Eski ve yeni
Mahir KAYNAK 30 Nisan 2008
Eskiden rastlanmayan, yeni karşılaşılan olayların eski kavramlarla tanımlanması, yeni gözlemlenen ilişkilerin geçmişteki metotlarla ve kavramlarla açıklanması yanlış sonuçlara ulaşmamıza neden olur. Bunun birçok örneğinden birini, son zamanlarda ekonomik hayata yön veren uluslararası sermaye ve bunların nasıl tahsis edildiği konusunu tartışmak istiyorum. Bugüne kadar sermaye üretim sürecinde oluşan gelirlerden yapılan bireysel tasarrufların finans kurumlarında toplanmasıyla oluşuyor ve bunlar, bankalar aracılığıyla, dünya ölçeğinde değerlendiriliyordu. Mesela bir Japon işçisi gelirinin bir bölümünü tasarruf ediyor, bankasına yatırıyor, banka da bunu uluslararası finans kurumlarında değerlendiriyordu. Paranın sahibi Japon işçisi, kullanıcısı bir banka ya da fon yöneticisi oluyordu. Bu fonlar yaratıldıkları ülke içinde değil başka yerlerde kullanılıyordu. En büyük fon kullanıcısı ise ABD idi.
Buna küresel sermaye deniyor ve bunların yönlendirilmesinde ekonomik kriterlerin rol oynadığı, en fazla getiri sağlayan alanlara tahsis edildiği kabul ediliyordu. Ben dünyadaki gelişmelerde temel belirleyicinin siyaset olduğunu düşündüğüm için bu fonların kullanılmasında siyasi hedeflerin de rol oynadığını düşünüyordum.
Bugünlerde yeni bir olguyla karşılaşıyoruz. Birçok fonun ve bankanın büyük ölçüde zarar etmesi bu fonları erozyona uğratırken doların değer kaybetmesi nedeniyle dolarla ifade edilen varlıklar eriyor.
Buna karşılık yeni bir sermaye türü oluşuyor.
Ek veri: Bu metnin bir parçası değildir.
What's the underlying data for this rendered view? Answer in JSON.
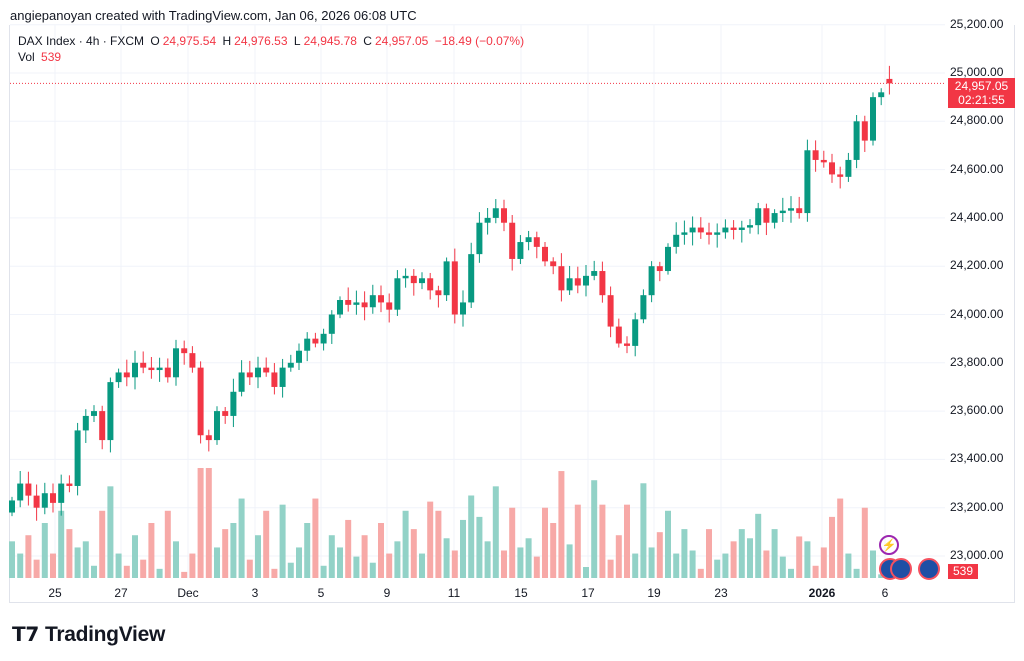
{
  "credit": "angiepanoyan created with TradingView.com, Jan 06, 2026 06:08 UTC",
  "legend": {
    "symbol": "DAX Index · 4h · FXCM",
    "o_label": "O",
    "o": "24,975.54",
    "h_label": "H",
    "h": "24,976.53",
    "l_label": "L",
    "l": "24,945.78",
    "c_label": "C",
    "c": "24,957.05",
    "change": "−18.49 (−0.07%)",
    "vol_label": "Vol",
    "vol": "539"
  },
  "price_axis": [
    "25,200.00",
    "25,000.00",
    "24,800.00",
    "24,600.00",
    "24,400.00",
    "24,200.00",
    "24,000.00",
    "23,800.00",
    "23,600.00",
    "23,400.00",
    "23,200.00",
    "23,000.00"
  ],
  "current_price": "24,957.05",
  "countdown": "02:21:55",
  "current_volume": "539",
  "date_axis": [
    {
      "t": "25"
    },
    {
      "t": "27"
    },
    {
      "t": "Dec"
    },
    {
      "t": "3"
    },
    {
      "t": "5"
    },
    {
      "t": "9"
    },
    {
      "t": "11"
    },
    {
      "t": "15"
    },
    {
      "t": "17"
    },
    {
      "t": "19"
    },
    {
      "t": "23"
    },
    {
      "t": "2026",
      "bold": true
    },
    {
      "t": "6"
    }
  ],
  "logo": "TradingView",
  "colors": {
    "up": "#089981",
    "down": "#f23645",
    "vol_up": "#92d2c7",
    "vol_down": "#f7a9a7"
  },
  "chart_data": {
    "type": "candlestick",
    "ylim": [
      22920,
      25240
    ],
    "first_open": 23180,
    "close": [
      23230,
      23300,
      23250,
      23200,
      23260,
      23220,
      23300,
      23290,
      23520,
      23580,
      23600,
      23480,
      23720,
      23760,
      23740,
      23800,
      23780,
      23770,
      23780,
      23740,
      23860,
      23840,
      23780,
      23500,
      23480,
      23600,
      23580,
      23680,
      23760,
      23740,
      23780,
      23760,
      23700,
      23780,
      23800,
      23850,
      23900,
      23880,
      23920,
      24000,
      24060,
      24040,
      24050,
      24030,
      24080,
      24050,
      24020,
      24150,
      24160,
      24130,
      24150,
      24100,
      24080,
      24220,
      24000,
      24050,
      24250,
      24380,
      24400,
      24440,
      24380,
      24230,
      24300,
      24320,
      24280,
      24220,
      24200,
      24100,
      24150,
      24120,
      24160,
      24180,
      24080,
      23950,
      23880,
      23870,
      23980,
      24080,
      24200,
      24180,
      24280,
      24330,
      24340,
      24360,
      24340,
      24330,
      24340,
      24360,
      24350,
      24360,
      24370,
      24440,
      24380,
      24420,
      24430,
      24440,
      24420,
      24680,
      24640,
      24630,
      24580,
      24570,
      24640,
      24800,
      24720,
      24900,
      24920,
      24957.05
    ],
    "last_open": 24975.54,
    "volume": [
      6000,
      4000,
      7000,
      3000,
      9000,
      4000,
      11000,
      8000,
      5000,
      6000,
      2000,
      11000,
      15000,
      4000,
      2000,
      7000,
      3000,
      9000,
      1500,
      11000,
      6000,
      1000,
      4000,
      18000,
      18000,
      5000,
      8000,
      9000,
      13000,
      3000,
      7000,
      11000,
      1500,
      12000,
      2500,
      5000,
      9000,
      13000,
      2000,
      7000,
      5000,
      9500,
      3500,
      7000,
      2500,
      9000,
      4000,
      6000,
      11000,
      8000,
      4000,
      12500,
      11000,
      6500,
      4500,
      9500,
      13500,
      10000,
      6000,
      15000,
      4500,
      11500,
      5000,
      6500,
      3500,
      11500,
      9000,
      17500,
      5500,
      12000,
      1800,
      16000,
      12000,
      3000,
      7000,
      12000,
      4000,
      15500,
      5000,
      7500,
      11000,
      4000,
      8000,
      4500,
      1500,
      8000,
      3000,
      4000,
      6000,
      8000,
      6500,
      10500,
      4500,
      8000,
      3500,
      1500,
      6800,
      6000,
      2000,
      5000,
      10000,
      13000,
      4000,
      1500,
      11500,
      4500,
      600,
      539
    ]
  }
}
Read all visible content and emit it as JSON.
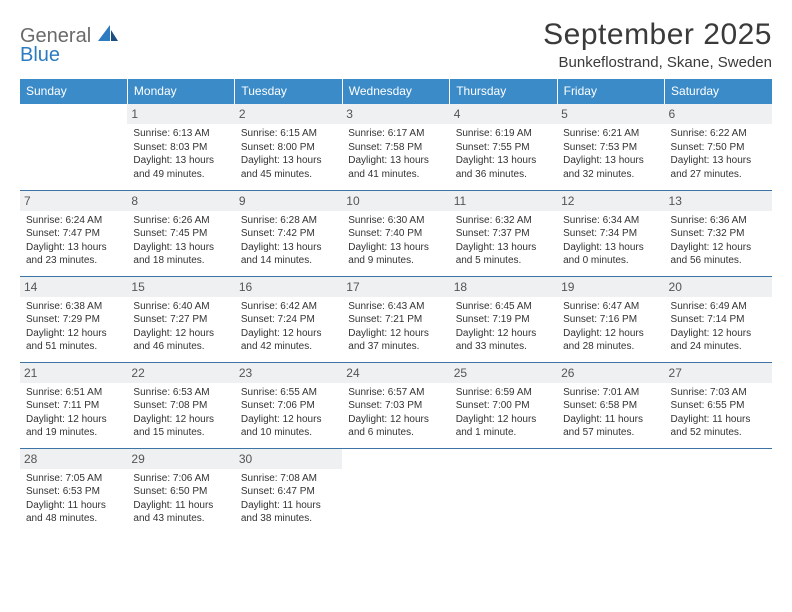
{
  "logo": {
    "line1": "General",
    "line2": "Blue"
  },
  "title": "September 2025",
  "location": "Bunkeflostrand, Skane, Sweden",
  "colors": {
    "header_bg": "#3b8bc9",
    "header_text": "#ffffff",
    "rule": "#3b74a5",
    "daynum_bg": "#eef0f1",
    "logo_gray": "#6a6a6a",
    "logo_blue": "#2d7bc0"
  },
  "weekdays": [
    "Sunday",
    "Monday",
    "Tuesday",
    "Wednesday",
    "Thursday",
    "Friday",
    "Saturday"
  ],
  "weeks": [
    [
      null,
      {
        "n": "1",
        "sunrise": "6:13 AM",
        "sunset": "8:03 PM",
        "daylight": "13 hours and 49 minutes."
      },
      {
        "n": "2",
        "sunrise": "6:15 AM",
        "sunset": "8:00 PM",
        "daylight": "13 hours and 45 minutes."
      },
      {
        "n": "3",
        "sunrise": "6:17 AM",
        "sunset": "7:58 PM",
        "daylight": "13 hours and 41 minutes."
      },
      {
        "n": "4",
        "sunrise": "6:19 AM",
        "sunset": "7:55 PM",
        "daylight": "13 hours and 36 minutes."
      },
      {
        "n": "5",
        "sunrise": "6:21 AM",
        "sunset": "7:53 PM",
        "daylight": "13 hours and 32 minutes."
      },
      {
        "n": "6",
        "sunrise": "6:22 AM",
        "sunset": "7:50 PM",
        "daylight": "13 hours and 27 minutes."
      }
    ],
    [
      {
        "n": "7",
        "sunrise": "6:24 AM",
        "sunset": "7:47 PM",
        "daylight": "13 hours and 23 minutes."
      },
      {
        "n": "8",
        "sunrise": "6:26 AM",
        "sunset": "7:45 PM",
        "daylight": "13 hours and 18 minutes."
      },
      {
        "n": "9",
        "sunrise": "6:28 AM",
        "sunset": "7:42 PM",
        "daylight": "13 hours and 14 minutes."
      },
      {
        "n": "10",
        "sunrise": "6:30 AM",
        "sunset": "7:40 PM",
        "daylight": "13 hours and 9 minutes."
      },
      {
        "n": "11",
        "sunrise": "6:32 AM",
        "sunset": "7:37 PM",
        "daylight": "13 hours and 5 minutes."
      },
      {
        "n": "12",
        "sunrise": "6:34 AM",
        "sunset": "7:34 PM",
        "daylight": "13 hours and 0 minutes."
      },
      {
        "n": "13",
        "sunrise": "6:36 AM",
        "sunset": "7:32 PM",
        "daylight": "12 hours and 56 minutes."
      }
    ],
    [
      {
        "n": "14",
        "sunrise": "6:38 AM",
        "sunset": "7:29 PM",
        "daylight": "12 hours and 51 minutes."
      },
      {
        "n": "15",
        "sunrise": "6:40 AM",
        "sunset": "7:27 PM",
        "daylight": "12 hours and 46 minutes."
      },
      {
        "n": "16",
        "sunrise": "6:42 AM",
        "sunset": "7:24 PM",
        "daylight": "12 hours and 42 minutes."
      },
      {
        "n": "17",
        "sunrise": "6:43 AM",
        "sunset": "7:21 PM",
        "daylight": "12 hours and 37 minutes."
      },
      {
        "n": "18",
        "sunrise": "6:45 AM",
        "sunset": "7:19 PM",
        "daylight": "12 hours and 33 minutes."
      },
      {
        "n": "19",
        "sunrise": "6:47 AM",
        "sunset": "7:16 PM",
        "daylight": "12 hours and 28 minutes."
      },
      {
        "n": "20",
        "sunrise": "6:49 AM",
        "sunset": "7:14 PM",
        "daylight": "12 hours and 24 minutes."
      }
    ],
    [
      {
        "n": "21",
        "sunrise": "6:51 AM",
        "sunset": "7:11 PM",
        "daylight": "12 hours and 19 minutes."
      },
      {
        "n": "22",
        "sunrise": "6:53 AM",
        "sunset": "7:08 PM",
        "daylight": "12 hours and 15 minutes."
      },
      {
        "n": "23",
        "sunrise": "6:55 AM",
        "sunset": "7:06 PM",
        "daylight": "12 hours and 10 minutes."
      },
      {
        "n": "24",
        "sunrise": "6:57 AM",
        "sunset": "7:03 PM",
        "daylight": "12 hours and 6 minutes."
      },
      {
        "n": "25",
        "sunrise": "6:59 AM",
        "sunset": "7:00 PM",
        "daylight": "12 hours and 1 minute."
      },
      {
        "n": "26",
        "sunrise": "7:01 AM",
        "sunset": "6:58 PM",
        "daylight": "11 hours and 57 minutes."
      },
      {
        "n": "27",
        "sunrise": "7:03 AM",
        "sunset": "6:55 PM",
        "daylight": "11 hours and 52 minutes."
      }
    ],
    [
      {
        "n": "28",
        "sunrise": "7:05 AM",
        "sunset": "6:53 PM",
        "daylight": "11 hours and 48 minutes."
      },
      {
        "n": "29",
        "sunrise": "7:06 AM",
        "sunset": "6:50 PM",
        "daylight": "11 hours and 43 minutes."
      },
      {
        "n": "30",
        "sunrise": "7:08 AM",
        "sunset": "6:47 PM",
        "daylight": "11 hours and 38 minutes."
      },
      null,
      null,
      null,
      null
    ]
  ],
  "labels": {
    "sunrise": "Sunrise: ",
    "sunset": "Sunset: ",
    "daylight": "Daylight: "
  }
}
Petrol fiyatlarındaki büyük artış üretici ülkelerin devasa boyutta gelir elde etmesine neden oluyor, üstelik bu gelirler bir üretim sürecinde oluşmadığı için, belli ellerde toplanıyor ve özellikle petrol üreten ülkelerin devletleri tarafından kontrol ediliyor.
Petrolün de üretildiği ve bu gelirlerin diğer üretim gelirlerinden farklı olmadığını söyleyenlere katılmıyorum ve oluşan gelirlerin tamamen rant geliri olduğunu düşünüyorum. Tüm dünyanın ödediği bu rantlar belli ellerde toplanıyor ve devlet fonları olarak eriyen ve etkisizleşen küresel sermayenin yerini alıyor. Bunların devletler tarafından kullanılması siyasi kriterleri ön plana çıkarıyor. Ayrıca petrol üreten ülkelerin kendi yöneticilerinin üstündeki bir güç, özellikle ABD yönetimi bu fonların yönünü belirlemekte etkili oluyor.
Ekonomisi yabancı sermayeye muhtaç ülkeler, bundan böyle, küresel sermayeye değil petrol gelirlerinden oluşan devlet fonlarına ve bunların siyasi hesaplarına bağımlı hale geliyor. Bundan sonra AB üyesi olarak sermaye sağlamak ve kalkınmak biçiminde özetlenebilen ekonomi politikamız geçersiz hale geliyor. Önümüzde iki seçenek var: Ya içe kapanacağız ya da bu sermayeyi kontrol eden güçlerle siyasi uyum sağlayacağız.
Önümüzdeki dönemde siyasi gelişmelerin ne olacağını tahmin ederken sadece siyasetçilerin sözlerini değil bu dinamiklerin etkilerini de hesaba katıyorum. Ekonomiyle siyasetin bir arada düşünülmesi gerektiğini, eski analiz metotlarıyla bugünü anlamanın mümkün olamadığına inanıyorum. Yeni ekonomik ilişkiler yeni bakış açılarını gerekli kılıyor.